What challenges have you faced as you’ve scaled your software engineering team, and how did you overcome them?

New tools, patterns and approaches can have cascading effects, so teams need to be aware of what’s happening across the organization. We are more deliberate about using agile ceremonies to facilitate cross-team communication and have developed some of our own processes that work well for our organization to ensure that everyone remains aligned. Finally, any critical information is communicated in multiple ways to reach everyone who should be aware.

 

Flywire
Flywire

VP of Engineering Felipe Talavera Armero focuses on people, culture and pace. As Flywire’s engineering department has scaled, he caps individual teams at seven to eight people for efficiency and communication purposes. That way, the developers can duplicate processes, learn from each other and sustainably scale with the company. 

 

What are the most important factors to consider when building a great software engineering team? 

We want to hire people who are curious and will continue to build an environment where everyone helps each other. Create the culture you want from the beginning to maximize the delivery of the company’s value. 

Understand the pace of building technology rather than rushing ahead with a build without considering all outcomes. We look for potential FlyMates who are able to think medium-term, consider all outcomes, create a sustainable plan and teach junior FlyMates to have that mindset too.

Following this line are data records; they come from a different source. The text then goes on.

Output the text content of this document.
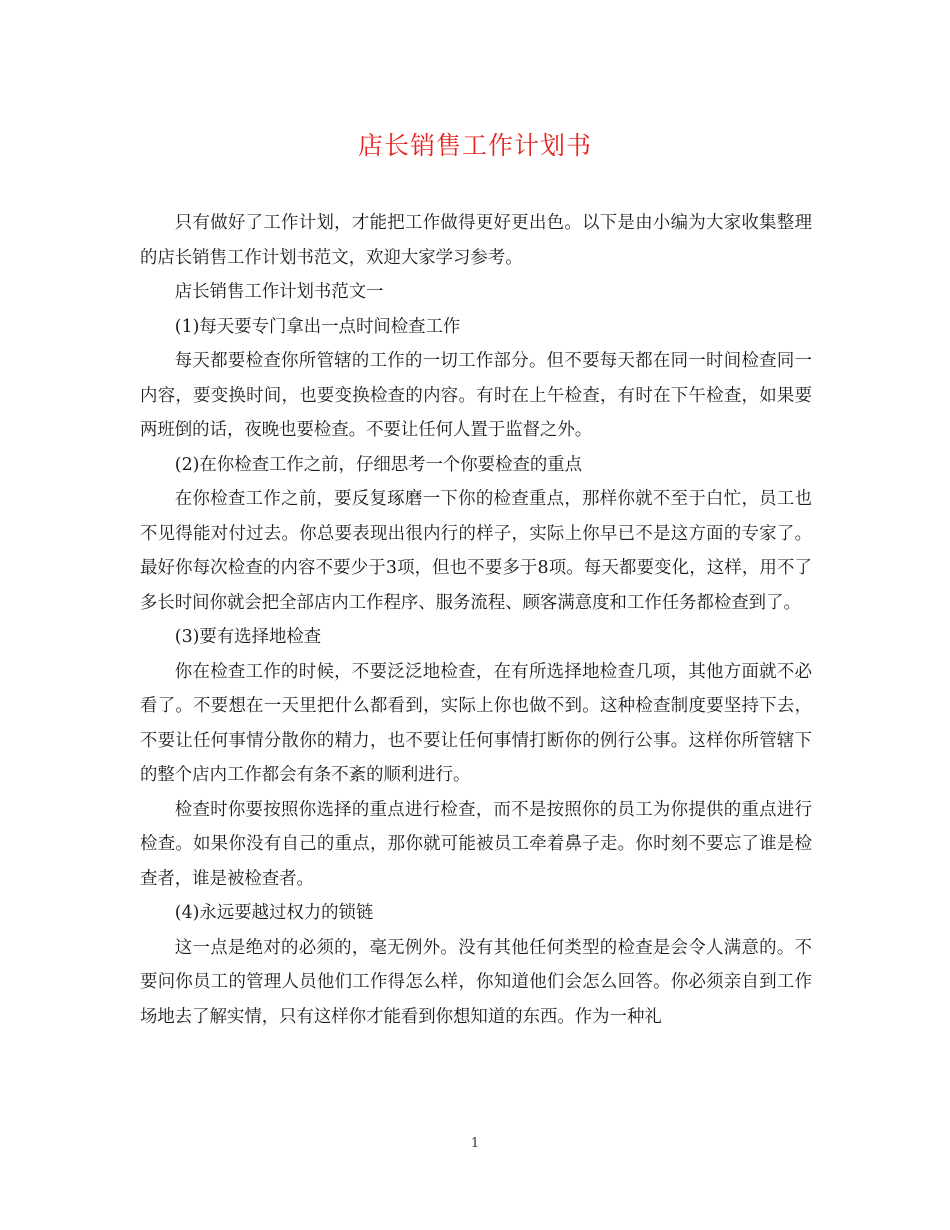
店长销售工作计划书

只有做好了工作计划，才能把工作做得更好更出色。以下是由小编为大家收集整理的店长销售工作计划书范文，欢迎大家学习参考。

店长销售工作计划书范文一

(1)每天要专门拿出一点时间检查工作

每天都要检查你所管辖的工作的一切工作部分。但不要每天都在同一时间检查同一内容，要变换时间，也要变换检查的内容。有时在上午检查，有时在下午检查，如果要两班倒的话，夜晚也要检查。不要让任何人置于监督之外。

(2)在你检查工作之前，仔细思考一个你要检查的重点

在你检查工作之前，要反复琢磨一下你的检查重点，那样你就不至于白忙，员工也不见得能对付过去。你总要表现出很内行的样子，实际上你早已不是这方面的专家了。最好你每次检查的内容不要少于3项，但也不要多于8项。每天都要变化，这样，用不了多长时间你就会把全部店内工作程序、服务流程、顾客满意度和工作任务都检查到了。

(3)要有选择地检查

你在检查工作的时候，不要泛泛地检查，在有所选择地检查几项，其他方面就不必看了。不要想在一天里把什么都看到，实际上你也做不到。这种检查制度要坚持下去，不要让任何事情分散你的精力，也不要让任何事情打断你的例行公事。这样你所管辖下的整个店内工作都会有条不紊的顺利进行。

检查时你要按照你选择的重点进行检查，而不是按照你的员工为你提供的重点进行检查。如果你没有自己的重点，那你就可能被员工牵着鼻子走。你时刻不要忘了谁是检查者，谁是被检查者。

(4)永远要越过权力的锁链

这一点是绝对的必须的，毫无例外。没有其他任何类型的检查是会令人满意的。不要问你员工的管理人员他们工作得怎么样，你知道他们会怎么回答。你必须亲自到工作场地去了解实情，只有这样你才能看到你想知道的东西。作为一种礼

1
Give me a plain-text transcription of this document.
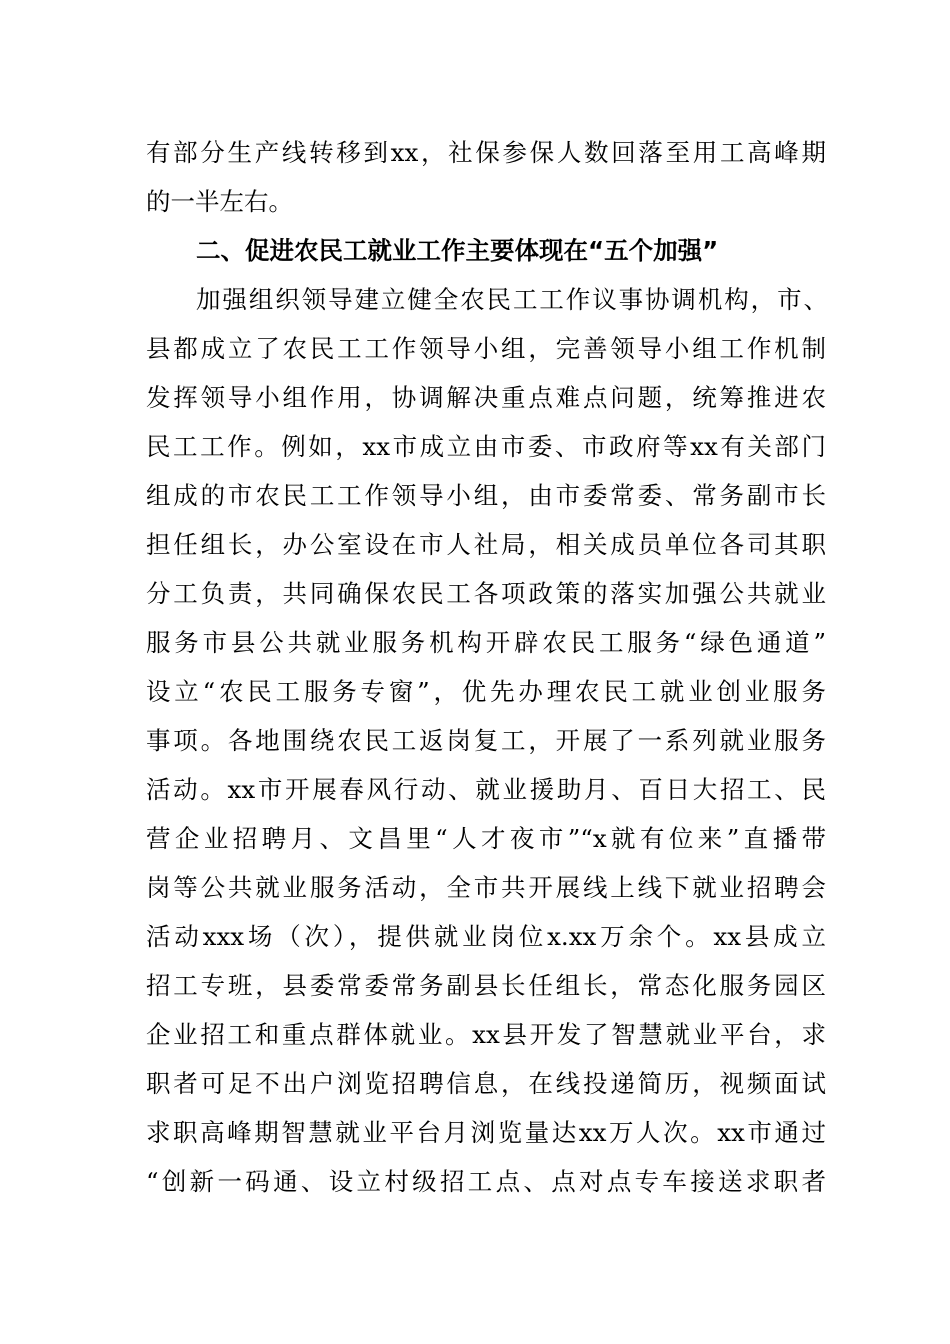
有部分生产线转移到xx，社保参保人数回落至用工高峰期
的一半左右。
二、促进农民工就业工作主要体现在“五个加强”
加强组织领导建立健全农民工工作议事协调机构，市、
县都成立了农民工工作领导小组，完善领导小组工作机制
发挥领导小组作用，协调解决重点难点问题，统筹推进农
民工工作。例如，xx市成立由市委、市政府等xx有关部门
组成的市农民工工作领导小组，由市委常委、常务副市长
担任组长，办公室设在市人社局，相关成员单位各司其职
分工负责，共同确保农民工各项政策的落实加强公共就业
服务市县公共就业服务机构开辟农民工服务“绿色通道”
设立“农民工服务专窗”，优先办理农民工就业创业服务
事项。各地围绕农民工返岗复工，开展了一系列就业服务
活动。xx市开展春风行动、就业援助月、百日大招工、民
营企业招聘月、文昌里“人才夜市”“x就有位来”直播带
岗等公共就业服务活动，全市共开展线上线下就业招聘会
活动xxx场（次），提供就业岗位x.xx万余个。xx县成立
招工专班，县委常委常务副县长任组长，常态化服务园区
企业招工和重点群体就业。xx县开发了智慧就业平台，求
职者可足不出户浏览招聘信息，在线投递简历，视频面试
求职高峰期智慧就业平台月浏览量达xx万人次。xx市通过
“创新一码通、设立村级招工点、点对点专车接送求职者
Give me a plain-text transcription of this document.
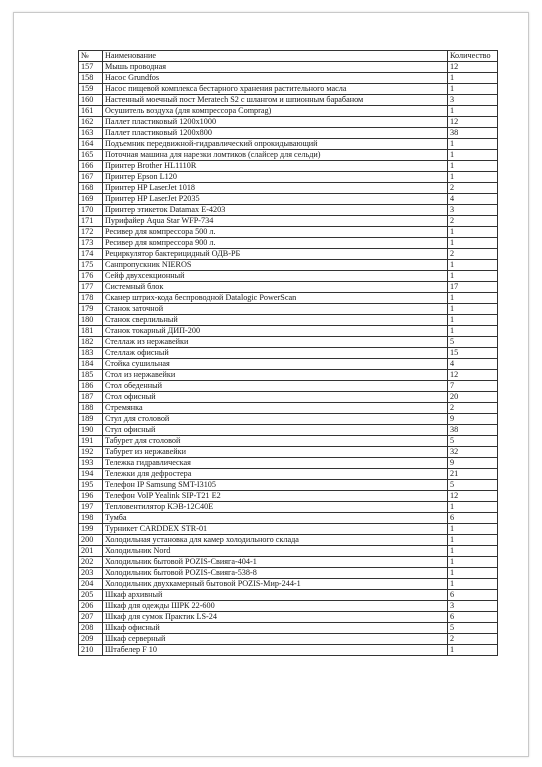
№	Наименование	Количество
157	Мышь проводная	12
158	Насос Grundfos	1
159	Насос пищевой комплекса бестарного хранения растительного масла	1
160	Настенный моечный пост Meratech S2 с шлангом и шпионным барабаном	3
161	Осушитель воздуха (для компрессора Comprag)	1
162	Паллет пластиковый 1200х1000	12
163	Паллет пластиковый 1200х800	38
164	Подъемник передвижной-гидравлический опрокидывающий	1
165	Поточная машина для нарезки ломтиков (слайсер для сельди)	1
166	Принтер Brother HL1110R	1
167	Принтер Epson L120	1
168	Принтер HP LaserJet 1018	2
169	Принтер HP LaserJet P2035	4
170	Принтер этикеток Datamax E-4203	3
171	Пурифайер Aqua Star WFP-734	2
172	Ресивер для компрессора 500 л.	1
173	Ресивер для компрессора 900 л.	1
174	Рециркулятор бактерицидный ОДВ-РБ	2
175	Санпропускник NIEROS	1
176	Сейф двухсекционный	1
177	Системный блок	17
178	Сканер штрих-кода беспроводной Datalogic PowerScan	1
179	Станок заточной	1
180	Станок сверлильный	1
181	Станок токарный ДИП-200	1
182	Стеллаж из нержавейки	5
183	Стеллаж офисный	15
184	Стойка сушильная	4
185	Стол из нержавейки	12
186	Стол обеденный	7
187	Стол офисный	20
188	Стремянка	2
189	Стул для столовой	9
190	Стул офисный	38
191	Табурет для столовой	5
192	Табурет из нержавейки	32
193	Тележка гидравлическая	9
194	Тележки для дефростера	21
195	Телефон IP Samsung SMT-I3105	5
196	Телефон VoIP Yealink SIP-T21 E2	12
197	Тепловентилятор КЭВ-12С40Е	1
198	Тумба	6
199	Турникет CARDDEX STR-01	1
200	Холодильная установка для камер холодильного склада	1
201	Холодильник Nord	1
202	Холодильник бытовой POZIS-Свияга-404-1	1
203	Холодильник бытовой POZIS-Свияга-538-8	1
204	Холодильник двухкамерный бытовой POZIS-Мир-244-1	1
205	Шкаф архивный	6
206	Шкаф для одежды ШРК 22-600	3
207	Шкаф для сумок Практик LS-24	6
208	Шкаф офисный	5
209	Шкаф серверный	2
210	Штабелер F 10	1
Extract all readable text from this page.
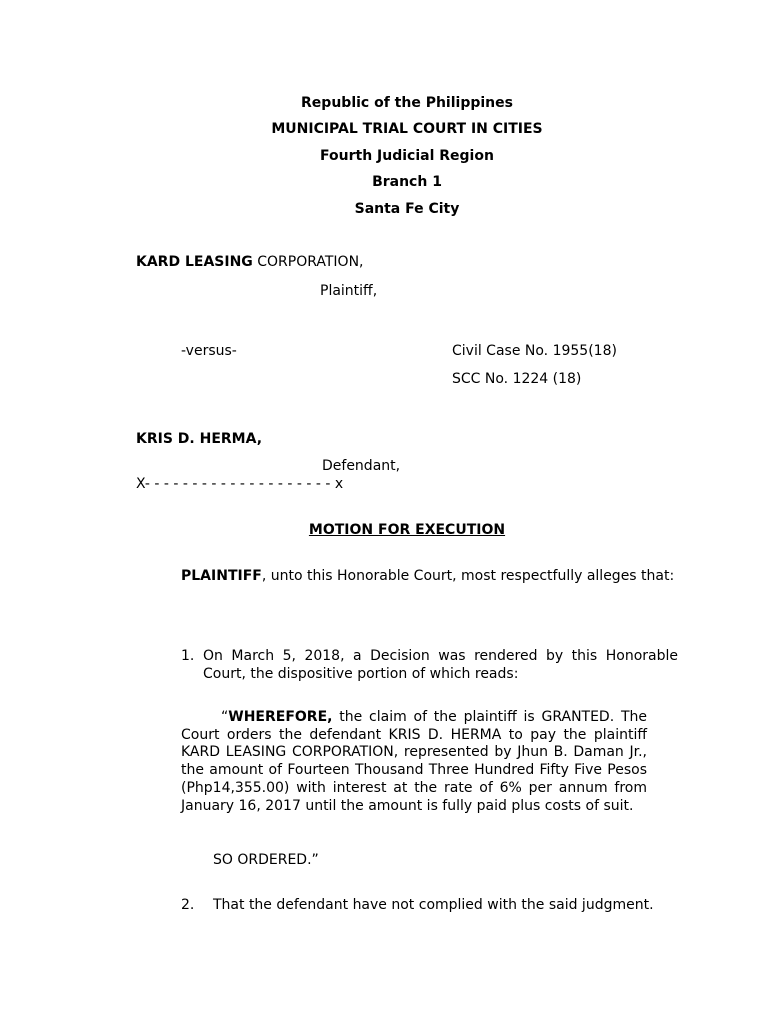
Republic of the Philippines
MUNICIPAL TRIAL COURT IN CITIES
Fourth Judicial Region
Branch 1
Santa Fe City
KARD LEASING CORPORATION,
Plaintiff,
-versus-	Civil Case No. 1955(18)
SCC No. 1224 (18)
KRIS D. HERMA,
Defendant,
X- - - - - - - - - - - - - - - - - - - - x
MOTION FOR EXECUTION
PLAINTIFF, unto this Honorable Court, most respectfully alleges that:
1. On March 5, 2018, a Decision was rendered by this Honorable Court, the dispositive portion of which reads:
“WHEREFORE, the claim of the plaintiff is GRANTED. The Court orders the defendant KRIS D. HERMA to pay the plaintiff KARD LEASING CORPORATION, represented by Jhun B. Daman Jr., the amount of Fourteen Thousand Three Hundred Fifty Five Pesos (Php14,355.00) with interest at the rate of 6% per annum from January 16, 2017 until the amount is fully paid plus costs of suit.
SO ORDERED.”
2. That the defendant have not complied with the said judgment.
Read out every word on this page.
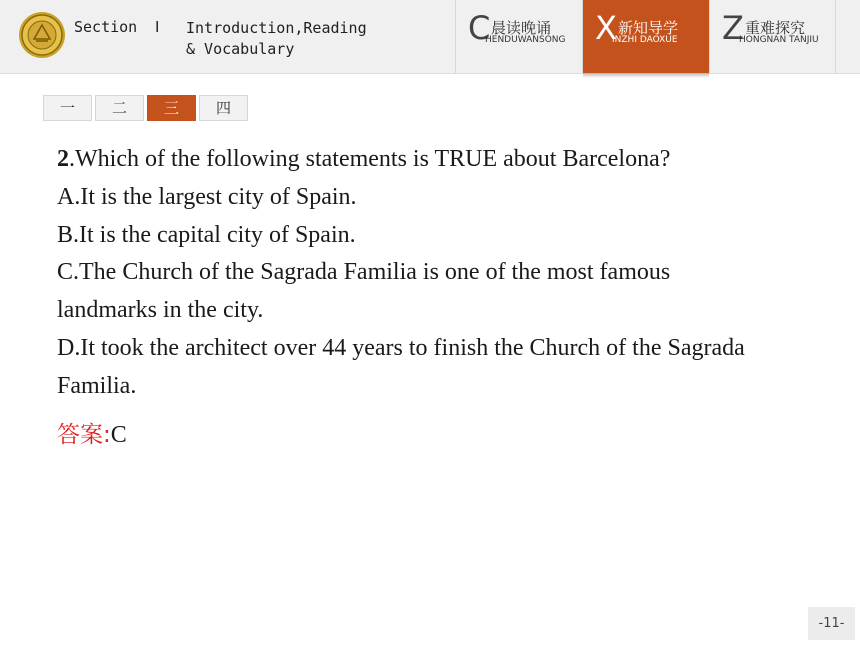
Section Ⅰ Introduction,Reading
& Vocabulary
C 晨读晚诵
HENDUWANSONG X 新知导学
INZHI DAOXUE Z 重难探究
HONGNAN TANJIU
一	二	三	四

2.Which of the following statements is TRUE about Barcelona?

A.It is the largest city of Spain.

B.It is the capital city of Spain.

C.The Church of the Sagrada Familia is one of the most famous landmarks in the city.

D.It took the architect over 44 years to finish the Church of the Sagrada Familia.

答案:C
-11-
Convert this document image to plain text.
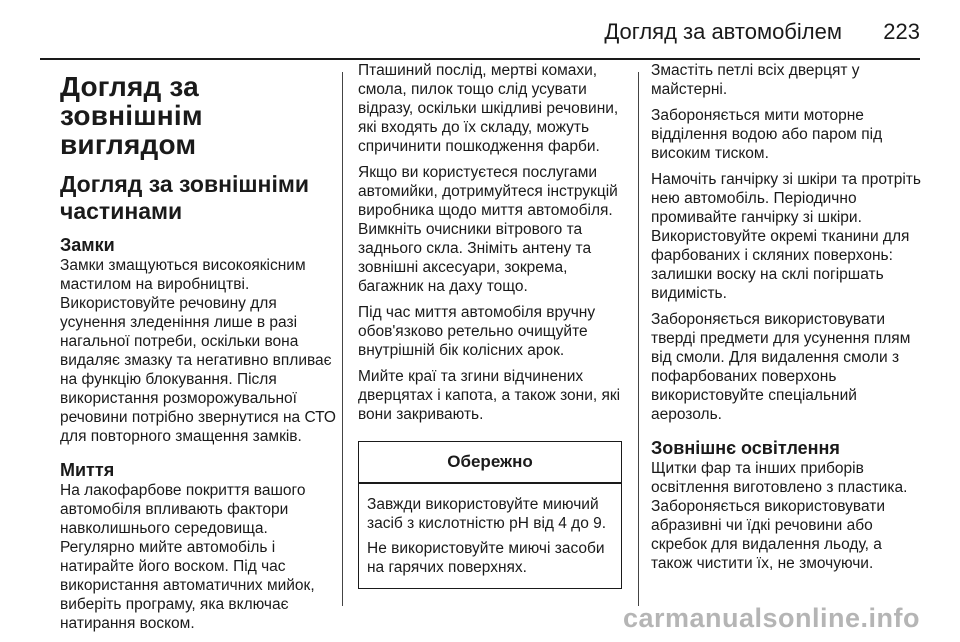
Догляд за автомобілем 223
Догляд за зовнішнім виглядом
Догляд за зовнішніми частинами
Замки

Замки змащуються високоякісним мастилом на виробництві. Використовуйте речовину для усунення зледеніння лише в разі нагальної потреби, оскільки вона видаляє змазку та негативно впливає на функцію блокування. Після використання розморожувальної речовини потрібно звернутися на СТО для повторного змащення замків.

Миття

На лакофарбове покриття вашого автомобіля впливають фактори навколишнього середовища. Регулярно мийте автомобіль і натирайте його воском. Під час використання автоматичних мийок, виберіть програму, яка включає натирання воском.

Пташиний послід, мертві комахи, смола, пилок тощо слід усувати відразу, оскільки шкідливі речовини, які входять до їх складу, можуть спричинити пошкодження фарби.

Якщо ви користуєтеся послугами автомийки, дотримуйтеся інструкцій виробника щодо миття автомобіля. Вимкніть очисники вітрового та заднього скла. Зніміть антену та зовнішні аксесуари, зокрема, багажник на даху тощо.

Під час миття автомобіля вручну обов'язково ретельно очищуйте внутрішній бік колісних арок.

Мийте краї та згини відчинених дверцятах і капота, а також зони, які вони закривають.

Обережно

Завжди використовуйте миючий засіб з кислотністю pH від 4 до 9.

Не використовуйте миючі засоби на гарячих поверхнях.

Змастіть петлі всіх дверцят у майстерні.

Забороняється мити моторне відділення водою або паром під високим тиском.

Намочіть ганчірку зі шкіри та протріть нею автомобіль. Періодично промивайте ганчірку зі шкіри. Використовуйте окремі тканини для фарбованих і скляних поверхонь: залишки воску на склі погіршать видимість.

Забороняється використовувати тверді предмети для усунення плям від смоли. Для видалення смоли з пофарбованих поверхонь використовуйте спеціальний аерозоль.

Зовнішнє освітлення

Щитки фар та інших приборів освітлення виготовлено з пластика. Забороняється використовувати абразивні чи їдкі речовини або скребок для видалення льоду, а також чистити їх, не змочуючи.

carmanualsonline.info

Create the culture you want from the beginning to maximize the delivery of the company’s value.’’  

What challenges have you faced as you’ve scaled your software engineering team, and how did you overcome them? 

The main challenge we’ve faced is creating a process and a communication strategy that is sustainable and doesn’t break as we continue to grow. Our solution? Keep teams small (seven or eight FlyMates), ensuring that processes continue to work well. 

FlyMates have an input on what product area they work on, and we strategically group certain FlyMates together so  they can learn from each other. 

Originally, communication was easy. Need to review something? We would bring 10 to 15 people into one room. But as we’ve grown and spread the engineering team globally, we’ve adjusted the way we communicate with better documentation, requesting feedback and comments online to cover the timezones.